VaB-AL: Incorporating Class Imbalance and Difficulty with Variational Bayes for Active Learning
This addresses the challenge of efficient data labeling in machine learning, particularly for imbalanced datasets, though it is an incremental improvement over existing active learning methods.
The paper tackles the problem of active learning for discriminative models by incorporating class imbalance and difficulty, showing that ignoring these factors is harmful. The proposed method, which uses variational Bayes and a VAE, significantly outperforms state-of-the-art methods on multiple datasets, including a real-world imbalanced one.

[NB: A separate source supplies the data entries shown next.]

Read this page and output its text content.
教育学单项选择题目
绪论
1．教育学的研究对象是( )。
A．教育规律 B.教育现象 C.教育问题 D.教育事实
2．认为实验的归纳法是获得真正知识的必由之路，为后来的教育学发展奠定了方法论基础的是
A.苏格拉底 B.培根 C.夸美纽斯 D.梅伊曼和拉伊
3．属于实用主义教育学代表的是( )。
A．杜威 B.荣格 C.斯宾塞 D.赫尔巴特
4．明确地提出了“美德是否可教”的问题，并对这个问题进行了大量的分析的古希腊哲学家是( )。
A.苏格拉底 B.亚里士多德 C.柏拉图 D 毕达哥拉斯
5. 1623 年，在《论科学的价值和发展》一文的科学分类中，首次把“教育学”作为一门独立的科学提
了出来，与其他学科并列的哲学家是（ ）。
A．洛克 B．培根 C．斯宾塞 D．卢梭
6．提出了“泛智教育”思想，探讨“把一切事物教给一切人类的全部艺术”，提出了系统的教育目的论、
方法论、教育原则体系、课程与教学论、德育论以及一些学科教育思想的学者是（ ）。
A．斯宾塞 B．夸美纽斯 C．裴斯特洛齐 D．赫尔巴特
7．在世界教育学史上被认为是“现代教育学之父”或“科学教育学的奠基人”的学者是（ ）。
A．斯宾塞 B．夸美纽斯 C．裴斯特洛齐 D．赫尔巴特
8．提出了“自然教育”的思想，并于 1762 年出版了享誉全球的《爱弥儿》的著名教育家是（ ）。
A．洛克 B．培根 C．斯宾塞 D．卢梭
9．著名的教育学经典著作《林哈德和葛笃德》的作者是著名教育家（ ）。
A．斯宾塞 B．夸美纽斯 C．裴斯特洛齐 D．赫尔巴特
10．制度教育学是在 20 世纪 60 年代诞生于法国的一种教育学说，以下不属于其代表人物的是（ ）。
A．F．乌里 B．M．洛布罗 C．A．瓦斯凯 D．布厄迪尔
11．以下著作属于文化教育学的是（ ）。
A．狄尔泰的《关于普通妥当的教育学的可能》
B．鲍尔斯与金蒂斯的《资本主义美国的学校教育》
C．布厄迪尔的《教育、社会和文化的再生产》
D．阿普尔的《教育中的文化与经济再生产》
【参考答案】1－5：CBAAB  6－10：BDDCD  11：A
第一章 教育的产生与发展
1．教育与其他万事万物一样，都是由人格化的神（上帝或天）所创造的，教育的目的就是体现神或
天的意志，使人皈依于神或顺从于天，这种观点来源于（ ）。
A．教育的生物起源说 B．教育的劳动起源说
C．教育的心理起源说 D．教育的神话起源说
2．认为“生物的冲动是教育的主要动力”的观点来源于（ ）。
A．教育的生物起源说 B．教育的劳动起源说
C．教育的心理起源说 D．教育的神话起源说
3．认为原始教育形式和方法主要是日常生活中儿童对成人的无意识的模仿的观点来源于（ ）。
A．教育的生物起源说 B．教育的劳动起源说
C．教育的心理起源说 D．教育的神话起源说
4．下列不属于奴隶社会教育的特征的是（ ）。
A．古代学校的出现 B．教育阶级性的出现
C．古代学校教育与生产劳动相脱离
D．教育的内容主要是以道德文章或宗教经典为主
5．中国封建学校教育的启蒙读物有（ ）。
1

Active Learning for discriminative models has largely been studied with the focus on individual samples, with less emphasis on how classes are distributed or which classes are hard to deal with. In this work, we show that this is harmful. We propose a method based on the Bayes' rule, that can naturally incorporate class imbalance into the Active Learning framework. We derive that three terms should be considered together when estimating the probability of a classifier making a mistake for a given sample; i) probability of mislabelling a class, ii) likelihood of the data given a predicted class, and iii) the prior probability on the abundance of a predicted class. Implementing these terms requires a generative model and an intractable likelihood estimation. Therefore, we train a Variational Auto Encoder (VAE) for this purpose. To further tie the VAE with the classifier and facilitate VAE training, we use the classifiers' deep feature representations as input to the VAE. By considering all three probabilities, among them especially the data imbalance, we can substantially improve the potential of existing methods under limited data budget. We show that our method can be applied to classification tasks on multiple different datasets -- including one that is a real-world dataset with heavy data imbalance -- significantly outperforming the state of the art.